Il problema dello scontro di civiltà, iniziato e voluto dagli
arabo-islamici con la fatwa di Bin Laden pronunciata nel 1996 contro
l'America e l'Occidente, non riguarda il DNA, ma la cultura. Non è
quindi un problema di razza, ma ideologico. In particolare lo scontro
non è neppure tra islamismo e cristianità, quanto piuttosto fra
islamismo e cultura greco-romana. Quindi fra un sistema di credenze di
tipo totalitario (l'islam) e un sistema di organizzazione politica
basato su valori come la libertà, il pluralismo, la laicità e la
democrazia.
Namib
2010-07-03 12:11:10 UTC
Permalink
Logoss wrote:

> Il problema dello scontro di civiltà

Si dice "allucinazione".

Namib
Benedetto Zaccaria
2010-07-03 13:38:40 UTC
Permalink
Il Sat, 3 Jul 2010 14:11:10 +0200, "Namib" <***@alice.it> ha
scritto:


>Si dice "allucinazione".

No : si chiama traquillo delirio, il tuo.

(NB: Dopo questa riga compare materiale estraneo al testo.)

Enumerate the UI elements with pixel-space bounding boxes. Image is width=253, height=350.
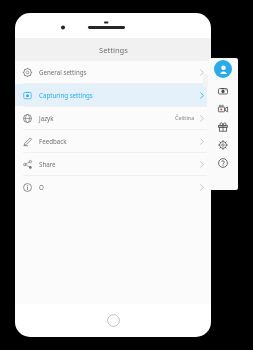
staticText: Feedback (39, 137, 67, 145)
button[interactable]: Help (207, 154, 238, 172)
button[interactable]: Account (214, 60, 232, 78)
staticText: O (39, 183, 44, 191)
button[interactable]: Jazyk (15, 107, 211, 129)
button[interactable]: Share (15, 153, 211, 175)
staticText: Capturing settings (39, 91, 93, 99)
button[interactable]: Video (207, 100, 238, 118)
button[interactable]: Settings (207, 136, 238, 154)
staticText: Share (39, 160, 56, 168)
staticText: Čeština (175, 114, 195, 122)
staticText: Jazyk (39, 114, 54, 122)
button[interactable]: Photo (207, 82, 238, 100)
button[interactable]: Gifts (207, 118, 238, 136)
button[interactable]: O (15, 176, 211, 198)
staticText: Settings (99, 45, 128, 55)
button[interactable]: General settings (15, 61, 211, 83)
button[interactable]: Feedback (15, 130, 211, 152)
button[interactable]: Capturing settings (15, 84, 211, 106)
staticText: General settings (39, 68, 87, 76)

Tranquillo in quanto assolutamente ipocrita.




Benedetto Zaccaria
Logoss
2010-07-03 18:33:55 UTC
Permalink
On Sat, 3 Jul 2010 14:11:10 +0200, "Namib" <***@alice.it> wrote:

>Logoss wrote:
>
>> Il problema dello scontro di civiltà
>
>Si dice "allucinazione".
>
>Namib

Lo scontro di civiltà non me lo sono inventato io e nemmeno è frutto
di paranoie occidentali. E' la diretta conseguenza dell'eredità
culturale del famoso teologo islamico Sayyid Qutb che è stato preso
come uno dei fondamenti del movimento dei fratelli musulmani.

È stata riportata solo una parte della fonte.